Excerpt of Great House by Nicole Krauss
(Page 1 of 6)
Printer Friendly Excerpt
Talk to him.
Your Honor, in the winter of 1972 R and I broke up, or I should
say he broke up with me. His reasons were vague, but the gist was that
he had a secret self, a cowardly, despicable self he could never show
me, and that he needed to go away like a sick animal until he could
improve this self and bring it up to a standard he judged deserving
of company. I argued with him - I'd been his girlfriend for almost
two years, his secrets were my secrets, if there was something cruel
or cowardly in him I of all people would know - but it was useless.

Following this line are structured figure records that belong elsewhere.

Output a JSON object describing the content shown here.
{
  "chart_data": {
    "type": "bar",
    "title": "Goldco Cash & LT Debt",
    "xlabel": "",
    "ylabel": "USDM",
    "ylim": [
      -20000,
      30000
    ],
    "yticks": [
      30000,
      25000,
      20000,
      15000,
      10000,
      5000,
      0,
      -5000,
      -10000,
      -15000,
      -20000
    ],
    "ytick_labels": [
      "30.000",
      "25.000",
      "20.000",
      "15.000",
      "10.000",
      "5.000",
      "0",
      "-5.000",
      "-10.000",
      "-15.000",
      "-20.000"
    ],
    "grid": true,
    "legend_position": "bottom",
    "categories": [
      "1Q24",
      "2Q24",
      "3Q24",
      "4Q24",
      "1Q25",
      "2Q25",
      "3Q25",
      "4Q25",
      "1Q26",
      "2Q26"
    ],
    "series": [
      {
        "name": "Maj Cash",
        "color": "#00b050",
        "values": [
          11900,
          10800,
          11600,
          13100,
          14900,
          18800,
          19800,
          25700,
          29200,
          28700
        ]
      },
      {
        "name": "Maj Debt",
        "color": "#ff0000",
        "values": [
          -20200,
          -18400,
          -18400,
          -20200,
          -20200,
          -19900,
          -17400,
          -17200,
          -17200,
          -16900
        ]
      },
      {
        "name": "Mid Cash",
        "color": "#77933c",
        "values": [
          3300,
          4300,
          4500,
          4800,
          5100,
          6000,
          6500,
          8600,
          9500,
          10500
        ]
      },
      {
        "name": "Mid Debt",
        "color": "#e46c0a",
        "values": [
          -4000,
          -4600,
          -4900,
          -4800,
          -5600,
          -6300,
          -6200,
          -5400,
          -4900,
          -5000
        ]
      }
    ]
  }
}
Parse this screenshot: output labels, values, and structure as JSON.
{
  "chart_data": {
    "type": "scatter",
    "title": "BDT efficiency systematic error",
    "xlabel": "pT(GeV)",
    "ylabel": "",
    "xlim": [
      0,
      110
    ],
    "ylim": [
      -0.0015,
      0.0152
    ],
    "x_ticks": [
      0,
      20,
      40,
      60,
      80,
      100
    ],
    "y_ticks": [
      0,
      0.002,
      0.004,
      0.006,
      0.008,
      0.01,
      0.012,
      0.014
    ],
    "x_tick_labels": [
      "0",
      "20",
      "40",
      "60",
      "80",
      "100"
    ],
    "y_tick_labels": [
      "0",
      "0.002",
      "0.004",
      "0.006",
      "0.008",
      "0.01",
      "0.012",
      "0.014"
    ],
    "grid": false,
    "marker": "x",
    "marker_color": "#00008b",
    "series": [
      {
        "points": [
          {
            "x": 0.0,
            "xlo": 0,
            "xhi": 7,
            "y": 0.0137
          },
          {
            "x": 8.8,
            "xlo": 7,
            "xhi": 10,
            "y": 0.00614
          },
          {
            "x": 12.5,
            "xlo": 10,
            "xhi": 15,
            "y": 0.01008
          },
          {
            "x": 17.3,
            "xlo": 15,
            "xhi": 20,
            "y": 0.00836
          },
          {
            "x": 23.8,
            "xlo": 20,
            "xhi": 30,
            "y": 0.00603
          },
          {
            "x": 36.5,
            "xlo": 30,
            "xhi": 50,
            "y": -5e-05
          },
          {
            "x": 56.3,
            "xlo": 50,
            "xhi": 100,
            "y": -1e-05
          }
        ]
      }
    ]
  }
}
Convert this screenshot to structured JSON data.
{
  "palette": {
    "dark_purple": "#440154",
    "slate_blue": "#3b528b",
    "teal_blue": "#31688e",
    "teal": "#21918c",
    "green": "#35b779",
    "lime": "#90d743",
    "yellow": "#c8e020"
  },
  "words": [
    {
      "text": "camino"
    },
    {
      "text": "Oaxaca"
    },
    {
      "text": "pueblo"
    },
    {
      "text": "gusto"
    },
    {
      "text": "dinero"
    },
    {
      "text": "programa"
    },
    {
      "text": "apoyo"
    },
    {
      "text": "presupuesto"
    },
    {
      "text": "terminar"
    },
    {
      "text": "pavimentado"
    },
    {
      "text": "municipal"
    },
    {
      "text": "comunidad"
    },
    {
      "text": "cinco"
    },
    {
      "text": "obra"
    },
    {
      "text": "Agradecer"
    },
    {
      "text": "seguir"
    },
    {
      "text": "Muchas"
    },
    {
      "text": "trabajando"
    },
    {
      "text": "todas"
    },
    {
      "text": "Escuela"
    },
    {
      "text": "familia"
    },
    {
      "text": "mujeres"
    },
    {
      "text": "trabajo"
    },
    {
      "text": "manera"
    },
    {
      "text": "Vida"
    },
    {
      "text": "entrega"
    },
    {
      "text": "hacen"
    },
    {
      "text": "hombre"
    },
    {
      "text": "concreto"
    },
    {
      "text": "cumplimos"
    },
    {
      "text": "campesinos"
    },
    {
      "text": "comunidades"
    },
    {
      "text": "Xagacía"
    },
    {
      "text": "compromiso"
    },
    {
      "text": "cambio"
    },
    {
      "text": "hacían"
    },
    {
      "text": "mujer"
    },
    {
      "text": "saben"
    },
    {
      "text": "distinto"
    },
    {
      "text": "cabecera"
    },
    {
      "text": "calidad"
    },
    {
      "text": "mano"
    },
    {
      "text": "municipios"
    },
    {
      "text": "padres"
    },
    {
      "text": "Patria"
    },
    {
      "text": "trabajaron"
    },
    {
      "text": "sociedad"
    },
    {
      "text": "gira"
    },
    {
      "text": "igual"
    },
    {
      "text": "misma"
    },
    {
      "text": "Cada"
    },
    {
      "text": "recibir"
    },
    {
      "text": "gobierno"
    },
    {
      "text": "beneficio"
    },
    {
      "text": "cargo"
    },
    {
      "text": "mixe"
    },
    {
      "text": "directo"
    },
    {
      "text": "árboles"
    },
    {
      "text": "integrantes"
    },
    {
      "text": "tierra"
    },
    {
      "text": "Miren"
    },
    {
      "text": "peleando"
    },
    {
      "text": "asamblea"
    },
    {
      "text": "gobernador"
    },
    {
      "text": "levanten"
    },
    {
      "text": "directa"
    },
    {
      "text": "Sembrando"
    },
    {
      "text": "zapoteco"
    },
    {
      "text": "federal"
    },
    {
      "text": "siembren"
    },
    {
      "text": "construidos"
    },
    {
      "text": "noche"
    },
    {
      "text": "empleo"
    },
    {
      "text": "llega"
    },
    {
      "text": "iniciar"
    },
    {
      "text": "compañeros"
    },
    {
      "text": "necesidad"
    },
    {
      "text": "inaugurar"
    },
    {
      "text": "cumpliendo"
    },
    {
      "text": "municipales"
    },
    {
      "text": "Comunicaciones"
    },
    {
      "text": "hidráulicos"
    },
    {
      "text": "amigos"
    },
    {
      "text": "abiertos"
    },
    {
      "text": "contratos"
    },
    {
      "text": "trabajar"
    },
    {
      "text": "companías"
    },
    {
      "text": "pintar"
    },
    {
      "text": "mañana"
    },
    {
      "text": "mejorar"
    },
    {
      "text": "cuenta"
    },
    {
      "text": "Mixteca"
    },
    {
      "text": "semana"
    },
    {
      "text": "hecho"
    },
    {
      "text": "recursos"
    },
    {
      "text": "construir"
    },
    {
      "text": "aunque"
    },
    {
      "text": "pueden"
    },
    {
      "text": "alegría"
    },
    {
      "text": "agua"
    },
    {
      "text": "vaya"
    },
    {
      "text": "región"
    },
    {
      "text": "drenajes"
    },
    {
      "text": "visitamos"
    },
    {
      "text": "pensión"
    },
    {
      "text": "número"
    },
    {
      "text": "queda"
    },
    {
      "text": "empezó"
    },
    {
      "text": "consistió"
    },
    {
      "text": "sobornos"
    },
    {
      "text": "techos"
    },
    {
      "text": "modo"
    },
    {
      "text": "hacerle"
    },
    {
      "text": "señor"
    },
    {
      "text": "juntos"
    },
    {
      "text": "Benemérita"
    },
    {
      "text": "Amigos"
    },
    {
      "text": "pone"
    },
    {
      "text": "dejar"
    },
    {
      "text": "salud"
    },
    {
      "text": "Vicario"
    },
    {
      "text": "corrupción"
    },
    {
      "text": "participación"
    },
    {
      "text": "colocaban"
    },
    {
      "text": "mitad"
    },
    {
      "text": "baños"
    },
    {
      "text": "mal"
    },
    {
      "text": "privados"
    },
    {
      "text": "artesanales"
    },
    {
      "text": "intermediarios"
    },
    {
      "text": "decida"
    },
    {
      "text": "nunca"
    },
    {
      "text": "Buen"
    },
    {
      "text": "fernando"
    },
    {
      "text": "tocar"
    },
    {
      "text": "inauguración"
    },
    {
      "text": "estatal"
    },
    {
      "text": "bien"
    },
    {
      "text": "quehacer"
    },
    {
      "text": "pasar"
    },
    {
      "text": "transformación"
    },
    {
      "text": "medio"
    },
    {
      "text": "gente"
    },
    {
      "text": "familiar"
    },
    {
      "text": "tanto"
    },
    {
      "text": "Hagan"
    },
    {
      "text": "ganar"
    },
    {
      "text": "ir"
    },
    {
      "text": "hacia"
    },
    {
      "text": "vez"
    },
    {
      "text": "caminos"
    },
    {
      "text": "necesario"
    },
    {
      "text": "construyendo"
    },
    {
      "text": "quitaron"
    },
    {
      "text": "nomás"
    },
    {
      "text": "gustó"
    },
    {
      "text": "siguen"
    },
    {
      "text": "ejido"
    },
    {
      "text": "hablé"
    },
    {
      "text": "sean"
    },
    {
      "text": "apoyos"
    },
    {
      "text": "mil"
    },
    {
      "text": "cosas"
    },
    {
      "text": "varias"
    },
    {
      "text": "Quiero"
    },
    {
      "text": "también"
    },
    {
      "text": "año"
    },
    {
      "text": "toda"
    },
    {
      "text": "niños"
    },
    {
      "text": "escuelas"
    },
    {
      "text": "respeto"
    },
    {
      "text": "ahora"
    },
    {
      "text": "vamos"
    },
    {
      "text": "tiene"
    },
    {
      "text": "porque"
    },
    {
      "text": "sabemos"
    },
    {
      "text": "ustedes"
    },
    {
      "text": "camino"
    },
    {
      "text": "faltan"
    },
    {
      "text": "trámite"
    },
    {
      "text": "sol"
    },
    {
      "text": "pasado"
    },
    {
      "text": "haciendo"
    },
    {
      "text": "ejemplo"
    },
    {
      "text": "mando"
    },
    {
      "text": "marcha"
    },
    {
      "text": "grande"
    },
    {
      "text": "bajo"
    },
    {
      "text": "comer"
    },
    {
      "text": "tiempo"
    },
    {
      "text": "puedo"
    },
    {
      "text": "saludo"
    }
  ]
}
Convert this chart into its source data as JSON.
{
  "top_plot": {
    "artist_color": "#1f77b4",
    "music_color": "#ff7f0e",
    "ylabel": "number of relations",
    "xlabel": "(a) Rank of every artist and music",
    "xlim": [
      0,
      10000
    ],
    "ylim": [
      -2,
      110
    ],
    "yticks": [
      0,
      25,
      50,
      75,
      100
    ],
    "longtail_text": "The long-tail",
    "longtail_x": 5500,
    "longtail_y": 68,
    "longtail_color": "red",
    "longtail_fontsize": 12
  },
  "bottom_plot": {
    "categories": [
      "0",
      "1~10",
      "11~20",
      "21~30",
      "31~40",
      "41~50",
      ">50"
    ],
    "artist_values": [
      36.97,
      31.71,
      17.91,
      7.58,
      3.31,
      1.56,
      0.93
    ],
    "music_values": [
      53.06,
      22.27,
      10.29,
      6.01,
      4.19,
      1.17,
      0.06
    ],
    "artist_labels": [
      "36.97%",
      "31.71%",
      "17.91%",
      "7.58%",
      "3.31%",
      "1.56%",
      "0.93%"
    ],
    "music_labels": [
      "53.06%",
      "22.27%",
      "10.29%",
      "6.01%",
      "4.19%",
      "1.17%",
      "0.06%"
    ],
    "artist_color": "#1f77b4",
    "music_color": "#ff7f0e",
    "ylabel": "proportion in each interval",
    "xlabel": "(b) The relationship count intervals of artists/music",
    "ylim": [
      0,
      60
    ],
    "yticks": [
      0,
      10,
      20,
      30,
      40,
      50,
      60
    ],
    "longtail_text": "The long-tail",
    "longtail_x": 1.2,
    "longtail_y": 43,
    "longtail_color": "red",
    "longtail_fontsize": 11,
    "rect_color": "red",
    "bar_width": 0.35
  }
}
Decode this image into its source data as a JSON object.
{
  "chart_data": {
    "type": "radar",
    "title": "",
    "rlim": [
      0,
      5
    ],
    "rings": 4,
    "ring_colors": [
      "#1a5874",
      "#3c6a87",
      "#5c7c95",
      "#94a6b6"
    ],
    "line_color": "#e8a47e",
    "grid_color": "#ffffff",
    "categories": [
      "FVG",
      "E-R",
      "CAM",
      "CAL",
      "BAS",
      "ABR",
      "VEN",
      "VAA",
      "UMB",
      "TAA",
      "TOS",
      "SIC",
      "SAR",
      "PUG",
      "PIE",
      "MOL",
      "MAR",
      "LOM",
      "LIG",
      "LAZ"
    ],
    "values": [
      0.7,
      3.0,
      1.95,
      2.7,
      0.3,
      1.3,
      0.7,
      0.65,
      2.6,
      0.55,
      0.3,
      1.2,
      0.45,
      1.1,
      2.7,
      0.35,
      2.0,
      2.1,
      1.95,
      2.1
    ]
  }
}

Three weeks after he'd moved out I got a postcard from him (without
a return address) saying that he felt our decision, as he called it, hard
as it was, had been the right one, and I had to admit to myself that our
relationship was over for good.
Things got worse then for a while before they got better. I won't
go into it except to say that I didn't go out, not even to see my grandmother,
and I didn't let anyone come to see me, either. The only
thing that helped, oddly, was the fact that the weather was stormy,
and so I had to keep running around the apartment with the strange
little brass wrench made especially for tightening the bolts on either
side of the antique window frames - when they got loose in windy
weather the windows would shriek. There were six windows, and just
as I finished tightening the bolts on one, another would start to howl,
so I would run with the wrench, and then maybe I would have a half
hour of silence on the only chair left in the apartment. For a while, at
least, it seemed that all there was of the world was that long rain and
the need to keep the bolts fastened. When the weather finally cleared,
I went out for a walk. Everything was flooded, and there was a feeling
of calm from all that still, reflecting water. I walked for a long time,
six or seven hours at least, through neighborhoods I had never been
to before and have never been back to since. By the time I got home I
was exhausted but I felt that I had purged myself of something.
She washed the blood from my hands and gave me a fresh T-shirt,
maybe even her own. She thought I was your girlfriend or even your
wife. No one has come for you yet. I won't leave your side. Talk to him.
Not long after that R's grand piano was lowered through the huge
living room window, the same way it had come in. It was the last of
his possessions to go, and as long as the piano had been there, it was
as if he hadn't really left. In the weeks that I lived alone with the
piano, before they came to take it away, I would sometimes pat it as I
passed in just the same way that I had patted R.
A few days later an old friend of mine named Paul Alpers called
to tell me about a dream he'd had. In it he and the great poet César
Vallejo were at a house in the country that had belonged to Vallejo's
family since he was a child. It was empty, and all the walls were
painted a bluish white. The whole effect was very peaceful, Paul
said, and in the dream he thought Vallejo lucky to be able to go to
such a place to work. This looks like the holding place before the
afterlife, Paul told him. Vallejo didn't hear him, and he had to repeat
himself twice. Finally the poet, who in real life died at forty-six,
penniless, in a rainstorm, just as he had predicted, understood and
nodded. Before they entered the house Vallejo had told Paul a story
about how his uncle used to dip his fingers in the mud to make a
mark on his forehead - something to do with Ash Wednesday.
And then, Vallejo said (said Paul), he would do something I never
understood. To illustrate, Vallejo dipped his two fingers in the mud
and drew a mustache across Paul's upper lip. They both laughed.
Throughout the dream, Paul said, most striking was the complicity
between them, as if they had known each other many years.